Friday, December 29, 2006

Urban Planning Activism...


"New urbanism also derives an elite demand that any reformulation of urban patterns mandates the creation of expensive, elite zones through the use of redevelopment and/or other states subsidies. Numerous new urbanist developments are in reality re-creating the class and exclusionary policies of failed suburbia. Affordable housing for the working class is too advanced for a perspective that translates into an economic fear of ethnic minorities in the neighborhood. Sound familiar? It should. Without exclusionary home pricing, new urbanists are also repeating the cultural failure of suburbia, the re-establishment of a system of residential apartheid. in the guise of an enlightened, "post" modern urbanism. There is nothing "postmodern" about ethnic and class exclusion, tactically, theoretically, or practically.

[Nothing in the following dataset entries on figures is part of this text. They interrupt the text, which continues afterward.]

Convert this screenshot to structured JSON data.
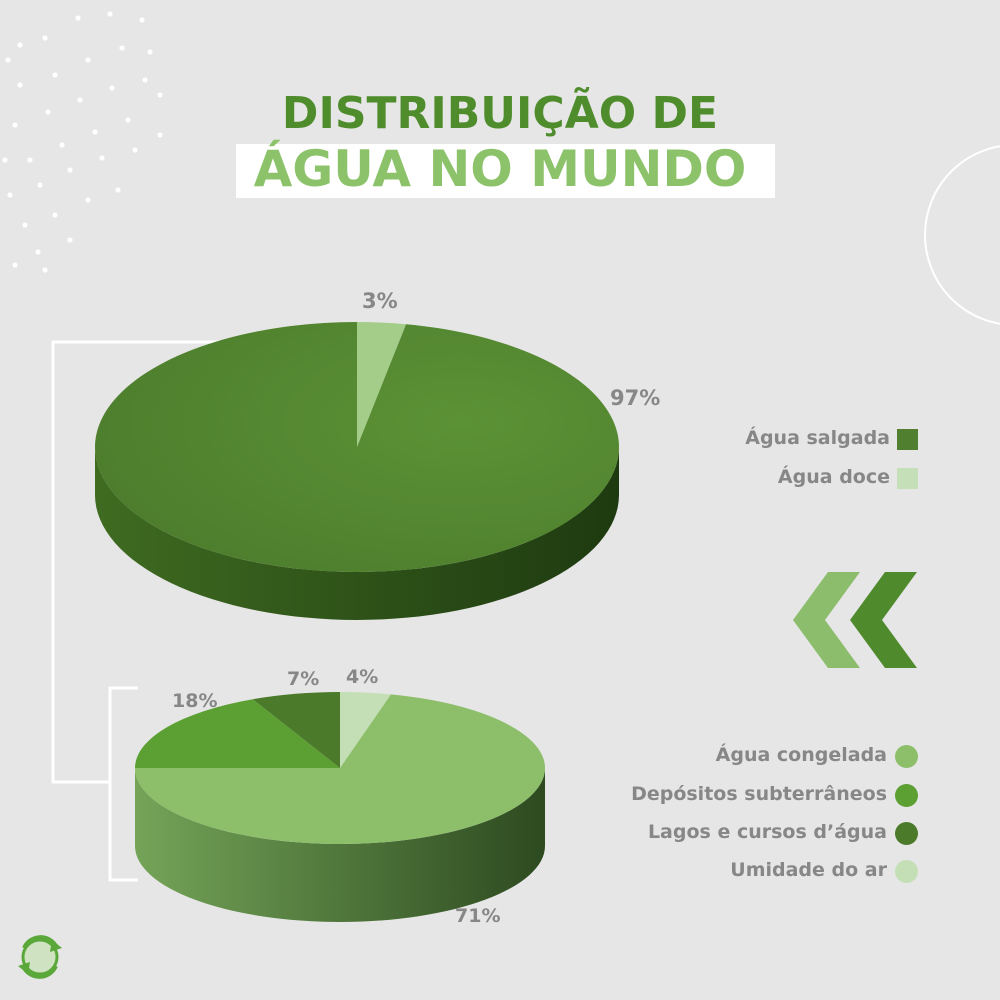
{
  "title": {
    "line1": "DISTRIBUIÇÃO DE",
    "line2": "ÁGUA NO MUNDO"
  },
  "colors": {
    "dark_green": "#4e8c2c",
    "light_green": "#8cc36a",
    "salt_water": "#4f7f2f",
    "fresh_water": "#b8d8a8",
    "frozen": "#8dbf6b",
    "groundwater": "#5c9f33",
    "lakes": "#4a7a2a",
    "air": "#c4dfb5",
    "label_gray": "#878787"
  },
  "icons": {
    "chevrons": "double-chevron-left-icon",
    "logo": "recycle-logo-icon"
  },
  "chart_data": [
    {
      "type": "pie",
      "labels": [
        "Água salgada",
        "Água doce"
      ],
      "values": [
        97,
        3
      ],
      "value_labels": [
        "97%",
        "3%"
      ],
      "legend": [
        "Água salgada",
        "Água doce"
      ],
      "legend_placement": "right"
    },
    {
      "type": "pie",
      "labels": [
        "Água congelada",
        "Depósitos subterrâneos",
        "Lagos e cursos d’água",
        "Umidade do ar"
      ],
      "values": [
        71,
        18,
        7,
        4
      ],
      "value_labels": [
        "71%",
        "18%",
        "7%",
        "4%"
      ],
      "legend": [
        "Água congelada",
        "Depósitos subterrâneos",
        "Lagos e cursos d’água",
        "Umidade do ar"
      ],
      "legend_placement": "right"
    }
  ]
}
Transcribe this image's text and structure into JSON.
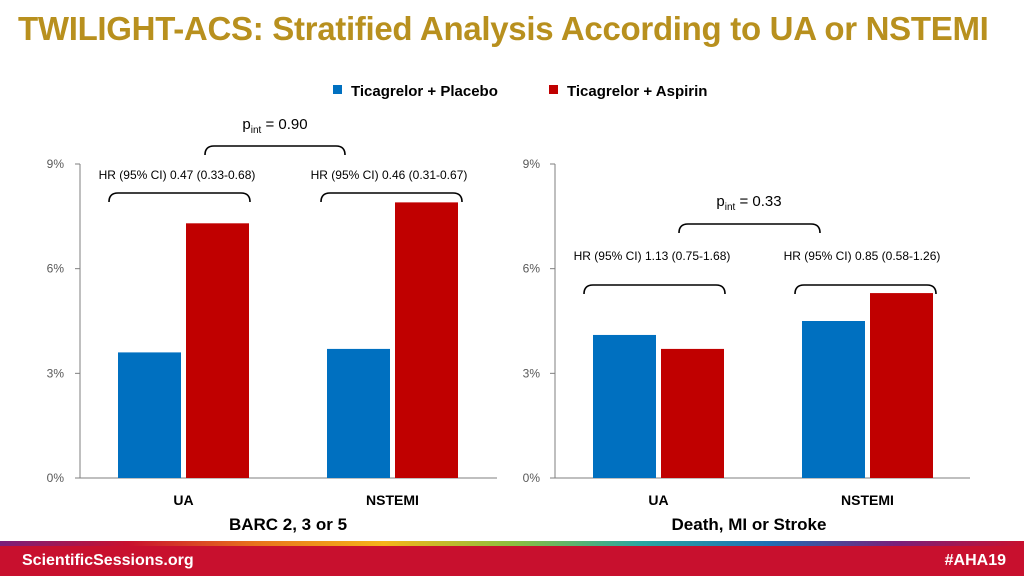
{
  "slide": {
    "title": "TWILIGHT-ACS: Stratified Analysis According to UA or NSTEMI",
    "title_color": "#B8901E"
  },
  "legend": [
    {
      "label": "Ticagrelor + Placebo",
      "color": "#0070C0"
    },
    {
      "label": "Ticagrelor + Aspirin",
      "color": "#C00000"
    }
  ],
  "chart_data": [
    {
      "type": "bar",
      "categories": [
        "UA",
        "NSTEMI"
      ],
      "series": [
        {
          "name": "Ticagrelor + Placebo",
          "values": [
            3.6,
            3.7
          ]
        },
        {
          "name": "Ticagrelor + Aspirin",
          "values": [
            7.3,
            7.9
          ]
        }
      ],
      "xlabel": "BARC 2, 3 or 5",
      "ylabel": "",
      "ylim": [
        0,
        9
      ],
      "yticks": [
        "0%",
        "3%",
        "6%",
        "9%"
      ],
      "annotations": {
        "hr": [
          "HR (95% CI) 0.47 (0.33-0.68)",
          "HR (95% CI) 0.46 (0.31-0.67)"
        ],
        "p_int": {
          "p": "p",
          "sub": "int",
          "rest": " = 0.90"
        }
      }
    },
    {
      "type": "bar",
      "categories": [
        "UA",
        "NSTEMI"
      ],
      "series": [
        {
          "name": "Ticagrelor + Placebo",
          "values": [
            4.1,
            4.5
          ]
        },
        {
          "name": "Ticagrelor + Aspirin",
          "values": [
            3.7,
            5.3
          ]
        }
      ],
      "xlabel": "Death, MI or Stroke",
      "ylabel": "",
      "ylim": [
        0,
        9
      ],
      "yticks": [
        "0%",
        "3%",
        "6%",
        "9%"
      ],
      "annotations": {
        "hr": [
          "HR (95% CI) 1.13 (0.75-1.68)",
          "HR (95% CI) 0.85 (0.58-1.26)"
        ],
        "p_int": {
          "p": "p",
          "sub": "int",
          "rest": " = 0.33"
        }
      }
    }
  ],
  "footer": {
    "left": "ScientificSessions.org",
    "right": "#AHA19",
    "bar_color": "#C8102E"
  }
}
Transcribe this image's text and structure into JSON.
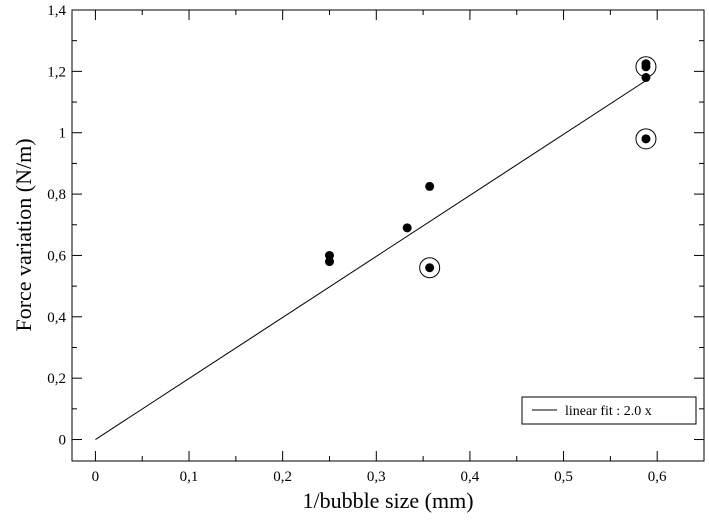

Yet, when proponents of this perspective fail to criticize new developments and transit centers as nothing more than another formulation of privelaged economic development zones due to an acute lack and/or no affordable housing, they inherently support urban economic apartheid" (Diaz, 2005).

This is David Diaz-- he is an Assoc. Prof. at California State U at Northridge. His book on the barrios of the southwestern urban cities of the US is amazing, and especially important now at a time when interest in development in urban centers is being taken up by those in all fields, even environmentalism with a inadequate class and racial understanding.